I try to refer to this tutorial Fusing Convolution and Batch Norm using Custom Function — PyTorch Tutorials 1.13.0+cu117 documentation to practice module fusion in my personal project. But I found it difficult to use customized stride and padding settings as this may lead to shape being unmatched between X and grad_X. I try to add padding to the gradient matrix but sometimes the shape difference between X and grad_X is not an even number and it is tricky to add padding. Any idea is highly appreciated. Thanks.
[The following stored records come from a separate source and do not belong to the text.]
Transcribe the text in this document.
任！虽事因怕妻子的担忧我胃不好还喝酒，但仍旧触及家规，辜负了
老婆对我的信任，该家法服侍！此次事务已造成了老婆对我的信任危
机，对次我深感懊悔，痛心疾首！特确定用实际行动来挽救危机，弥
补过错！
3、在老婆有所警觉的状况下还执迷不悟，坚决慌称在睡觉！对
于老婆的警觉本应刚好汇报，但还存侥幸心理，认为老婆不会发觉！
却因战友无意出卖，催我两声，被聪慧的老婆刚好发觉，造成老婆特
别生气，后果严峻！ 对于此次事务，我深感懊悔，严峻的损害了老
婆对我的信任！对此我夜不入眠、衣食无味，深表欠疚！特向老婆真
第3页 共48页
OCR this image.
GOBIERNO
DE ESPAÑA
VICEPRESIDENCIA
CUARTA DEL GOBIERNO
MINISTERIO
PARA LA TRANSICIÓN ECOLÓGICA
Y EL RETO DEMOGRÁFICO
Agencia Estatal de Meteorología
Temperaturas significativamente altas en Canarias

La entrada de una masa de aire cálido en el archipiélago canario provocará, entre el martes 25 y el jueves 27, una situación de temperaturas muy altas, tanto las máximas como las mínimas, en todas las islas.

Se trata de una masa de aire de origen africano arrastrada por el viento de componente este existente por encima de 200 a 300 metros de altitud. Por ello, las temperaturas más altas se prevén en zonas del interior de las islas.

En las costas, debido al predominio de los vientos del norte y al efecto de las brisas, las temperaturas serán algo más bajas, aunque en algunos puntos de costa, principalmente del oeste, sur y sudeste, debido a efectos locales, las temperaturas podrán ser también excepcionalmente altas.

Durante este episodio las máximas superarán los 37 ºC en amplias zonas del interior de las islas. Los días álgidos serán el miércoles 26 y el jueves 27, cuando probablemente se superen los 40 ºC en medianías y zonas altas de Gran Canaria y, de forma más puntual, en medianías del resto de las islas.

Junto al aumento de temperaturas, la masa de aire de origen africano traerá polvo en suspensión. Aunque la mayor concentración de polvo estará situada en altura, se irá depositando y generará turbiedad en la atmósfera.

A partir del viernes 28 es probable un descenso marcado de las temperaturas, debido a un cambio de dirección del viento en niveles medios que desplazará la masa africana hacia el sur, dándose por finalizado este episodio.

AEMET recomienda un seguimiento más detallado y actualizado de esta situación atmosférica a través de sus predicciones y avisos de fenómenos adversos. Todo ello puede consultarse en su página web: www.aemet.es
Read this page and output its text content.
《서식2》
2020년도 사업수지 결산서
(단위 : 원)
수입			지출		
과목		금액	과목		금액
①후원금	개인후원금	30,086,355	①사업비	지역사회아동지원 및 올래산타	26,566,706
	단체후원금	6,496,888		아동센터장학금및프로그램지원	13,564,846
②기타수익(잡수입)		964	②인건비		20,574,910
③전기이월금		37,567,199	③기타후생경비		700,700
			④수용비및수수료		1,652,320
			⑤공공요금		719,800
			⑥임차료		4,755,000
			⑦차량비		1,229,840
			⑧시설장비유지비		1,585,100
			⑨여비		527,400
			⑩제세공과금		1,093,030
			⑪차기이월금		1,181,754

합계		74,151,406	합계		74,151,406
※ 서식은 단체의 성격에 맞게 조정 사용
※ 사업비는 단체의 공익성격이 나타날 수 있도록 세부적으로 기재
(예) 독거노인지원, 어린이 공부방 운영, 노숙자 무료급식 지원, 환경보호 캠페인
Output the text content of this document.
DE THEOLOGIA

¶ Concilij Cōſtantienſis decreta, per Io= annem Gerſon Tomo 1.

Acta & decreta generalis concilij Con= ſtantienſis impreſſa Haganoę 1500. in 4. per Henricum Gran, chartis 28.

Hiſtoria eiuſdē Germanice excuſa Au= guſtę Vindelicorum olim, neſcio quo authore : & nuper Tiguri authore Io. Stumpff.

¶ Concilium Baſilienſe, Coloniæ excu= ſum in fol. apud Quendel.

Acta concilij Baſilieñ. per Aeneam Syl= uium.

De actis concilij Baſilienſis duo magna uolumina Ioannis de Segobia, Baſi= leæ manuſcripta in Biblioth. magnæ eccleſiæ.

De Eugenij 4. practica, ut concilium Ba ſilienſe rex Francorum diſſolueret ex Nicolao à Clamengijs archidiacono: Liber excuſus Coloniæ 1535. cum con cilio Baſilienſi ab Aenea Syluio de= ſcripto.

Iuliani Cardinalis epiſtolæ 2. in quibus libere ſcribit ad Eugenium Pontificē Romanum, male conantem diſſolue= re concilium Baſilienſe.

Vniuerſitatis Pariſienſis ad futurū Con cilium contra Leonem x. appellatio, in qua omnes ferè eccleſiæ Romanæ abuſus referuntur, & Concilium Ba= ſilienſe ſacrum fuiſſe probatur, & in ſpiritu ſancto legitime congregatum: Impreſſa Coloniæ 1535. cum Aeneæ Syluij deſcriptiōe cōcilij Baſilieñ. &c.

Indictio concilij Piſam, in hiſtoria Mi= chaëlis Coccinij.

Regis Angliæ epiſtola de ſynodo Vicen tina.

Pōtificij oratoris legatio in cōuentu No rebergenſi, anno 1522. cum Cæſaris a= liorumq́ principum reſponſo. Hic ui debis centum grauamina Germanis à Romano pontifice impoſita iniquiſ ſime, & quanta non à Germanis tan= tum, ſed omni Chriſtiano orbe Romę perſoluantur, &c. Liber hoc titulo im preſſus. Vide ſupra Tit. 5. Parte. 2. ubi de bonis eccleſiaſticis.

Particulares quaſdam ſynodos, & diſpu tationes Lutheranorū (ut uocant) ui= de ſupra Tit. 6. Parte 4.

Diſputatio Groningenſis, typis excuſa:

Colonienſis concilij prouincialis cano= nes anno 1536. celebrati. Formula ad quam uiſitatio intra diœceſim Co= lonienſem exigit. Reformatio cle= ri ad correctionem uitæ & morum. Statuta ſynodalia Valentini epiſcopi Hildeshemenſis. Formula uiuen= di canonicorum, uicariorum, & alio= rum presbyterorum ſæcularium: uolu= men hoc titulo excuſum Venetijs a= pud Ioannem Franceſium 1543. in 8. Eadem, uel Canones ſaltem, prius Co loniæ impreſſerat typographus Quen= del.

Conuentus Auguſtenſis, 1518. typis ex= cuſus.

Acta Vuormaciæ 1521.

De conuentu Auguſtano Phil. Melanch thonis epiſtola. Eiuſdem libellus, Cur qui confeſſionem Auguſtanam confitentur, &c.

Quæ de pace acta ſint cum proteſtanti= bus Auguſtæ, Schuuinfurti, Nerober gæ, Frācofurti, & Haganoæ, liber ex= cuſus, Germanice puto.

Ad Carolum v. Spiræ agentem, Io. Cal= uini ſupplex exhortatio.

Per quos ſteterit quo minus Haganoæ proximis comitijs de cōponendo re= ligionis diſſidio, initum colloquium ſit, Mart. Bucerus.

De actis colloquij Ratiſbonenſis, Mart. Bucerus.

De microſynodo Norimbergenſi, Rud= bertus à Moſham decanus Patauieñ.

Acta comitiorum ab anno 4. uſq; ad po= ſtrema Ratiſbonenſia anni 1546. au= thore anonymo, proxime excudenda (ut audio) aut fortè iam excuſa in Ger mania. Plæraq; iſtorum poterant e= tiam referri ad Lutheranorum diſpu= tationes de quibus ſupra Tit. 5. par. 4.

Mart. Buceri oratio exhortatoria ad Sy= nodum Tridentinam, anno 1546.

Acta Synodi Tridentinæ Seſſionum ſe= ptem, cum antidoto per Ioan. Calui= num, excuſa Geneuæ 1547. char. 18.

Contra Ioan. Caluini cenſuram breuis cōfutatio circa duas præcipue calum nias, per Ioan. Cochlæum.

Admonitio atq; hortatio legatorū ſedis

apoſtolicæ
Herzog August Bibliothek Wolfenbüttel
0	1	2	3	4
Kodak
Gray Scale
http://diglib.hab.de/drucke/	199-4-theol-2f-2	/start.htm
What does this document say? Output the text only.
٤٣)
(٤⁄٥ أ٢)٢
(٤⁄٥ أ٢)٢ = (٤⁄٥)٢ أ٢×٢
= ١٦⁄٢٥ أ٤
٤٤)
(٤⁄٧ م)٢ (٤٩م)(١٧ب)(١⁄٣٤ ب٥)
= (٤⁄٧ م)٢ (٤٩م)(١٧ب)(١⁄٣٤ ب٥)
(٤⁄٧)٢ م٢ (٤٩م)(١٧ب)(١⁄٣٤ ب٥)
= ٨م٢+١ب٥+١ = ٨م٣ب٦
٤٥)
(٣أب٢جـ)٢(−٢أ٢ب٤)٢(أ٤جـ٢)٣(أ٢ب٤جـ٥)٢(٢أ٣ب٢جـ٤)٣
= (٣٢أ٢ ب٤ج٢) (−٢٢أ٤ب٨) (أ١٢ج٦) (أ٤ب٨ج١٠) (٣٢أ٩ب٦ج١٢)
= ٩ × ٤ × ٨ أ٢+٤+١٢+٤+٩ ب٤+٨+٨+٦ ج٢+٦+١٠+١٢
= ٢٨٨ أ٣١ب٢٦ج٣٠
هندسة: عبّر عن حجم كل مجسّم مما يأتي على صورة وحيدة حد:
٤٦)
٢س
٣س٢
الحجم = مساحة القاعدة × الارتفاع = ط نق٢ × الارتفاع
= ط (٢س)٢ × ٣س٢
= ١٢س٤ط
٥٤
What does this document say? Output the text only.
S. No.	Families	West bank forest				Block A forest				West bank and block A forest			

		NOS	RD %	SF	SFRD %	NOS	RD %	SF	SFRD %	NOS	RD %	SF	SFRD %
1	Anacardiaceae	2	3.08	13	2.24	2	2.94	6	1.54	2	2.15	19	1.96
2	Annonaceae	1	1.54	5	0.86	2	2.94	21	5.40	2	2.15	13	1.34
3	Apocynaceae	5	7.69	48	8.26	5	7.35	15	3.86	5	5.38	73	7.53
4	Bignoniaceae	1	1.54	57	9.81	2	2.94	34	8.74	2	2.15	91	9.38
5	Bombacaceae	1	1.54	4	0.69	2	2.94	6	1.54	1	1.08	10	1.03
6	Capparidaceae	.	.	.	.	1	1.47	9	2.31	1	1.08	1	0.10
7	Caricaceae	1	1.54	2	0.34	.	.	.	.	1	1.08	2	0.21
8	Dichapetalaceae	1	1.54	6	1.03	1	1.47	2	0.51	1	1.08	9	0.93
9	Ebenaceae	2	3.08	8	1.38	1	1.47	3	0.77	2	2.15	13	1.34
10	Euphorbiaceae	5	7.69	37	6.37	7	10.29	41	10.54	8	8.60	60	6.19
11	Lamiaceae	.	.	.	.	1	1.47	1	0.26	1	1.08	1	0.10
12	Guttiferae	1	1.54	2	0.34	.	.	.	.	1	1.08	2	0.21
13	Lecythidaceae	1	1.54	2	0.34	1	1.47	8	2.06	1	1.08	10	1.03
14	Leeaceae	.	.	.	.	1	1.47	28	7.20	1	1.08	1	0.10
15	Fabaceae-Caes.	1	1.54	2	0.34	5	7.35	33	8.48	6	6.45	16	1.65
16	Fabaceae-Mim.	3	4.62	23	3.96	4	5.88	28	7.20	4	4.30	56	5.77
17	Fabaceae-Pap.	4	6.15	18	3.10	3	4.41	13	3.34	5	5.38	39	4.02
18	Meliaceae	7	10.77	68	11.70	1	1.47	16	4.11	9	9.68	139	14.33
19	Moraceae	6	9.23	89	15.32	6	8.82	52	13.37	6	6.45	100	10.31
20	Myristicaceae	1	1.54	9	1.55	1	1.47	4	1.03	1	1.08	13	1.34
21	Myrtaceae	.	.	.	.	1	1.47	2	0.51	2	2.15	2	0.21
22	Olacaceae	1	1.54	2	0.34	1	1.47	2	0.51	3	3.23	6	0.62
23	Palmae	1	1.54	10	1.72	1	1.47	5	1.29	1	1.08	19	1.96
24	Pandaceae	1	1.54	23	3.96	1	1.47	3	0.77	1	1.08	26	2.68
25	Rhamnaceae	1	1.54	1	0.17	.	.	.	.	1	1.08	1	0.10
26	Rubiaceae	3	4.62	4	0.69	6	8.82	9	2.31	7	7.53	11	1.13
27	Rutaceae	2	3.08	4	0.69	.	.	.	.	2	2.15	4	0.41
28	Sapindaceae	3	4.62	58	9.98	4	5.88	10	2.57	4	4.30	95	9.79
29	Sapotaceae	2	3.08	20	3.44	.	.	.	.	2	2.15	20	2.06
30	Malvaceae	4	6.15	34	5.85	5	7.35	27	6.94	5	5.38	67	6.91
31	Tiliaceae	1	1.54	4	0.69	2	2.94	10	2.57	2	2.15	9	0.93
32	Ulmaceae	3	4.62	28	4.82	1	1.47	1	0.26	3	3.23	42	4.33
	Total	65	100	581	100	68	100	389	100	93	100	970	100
Yes the backward implementation of conv2d does not support different strides and padding, instead you can probably use the convolution backwards implemented in torch/nn/grad.py

I made a minor change to the code, trying to make it adapt to different padding in the `convolution_backward`

function:

```
if X.size() != grad_X.size():
diff_xaxis = X.size(-2) - grad_X.size(-2)
diff_yaxis = X.size(-1) - grad_X.size(-1)
p2d = (diff_yaxis >> 1, diff_yaxis - (diff_yaxis >> 1), diff_xaxis >> 1, diff_xaxis - (diff_xaxis >> 1))
grad_X = F.pad(grad_X, p2d, "constant", 0.)
if weight.size() != grad_input.size():
diff_xaxis = weight.size(-2) - grad_input.size(-2)
diff_yaxis = weight.size(-1) - grad_input.size(-1)
p2d = (diff_yaxis >> 1, diff_yaxis - (diff_yaxis >> 1), diff_xaxis >> 1, diff_xaxis - (diff_xaxis >> 1))
grad_input = F.pad(grad_input, p2d, "constant", 0.)
```

And for all conv and transpose conv, include the padding as well.

Not sure if this is correct. But I found it slower with resnet50.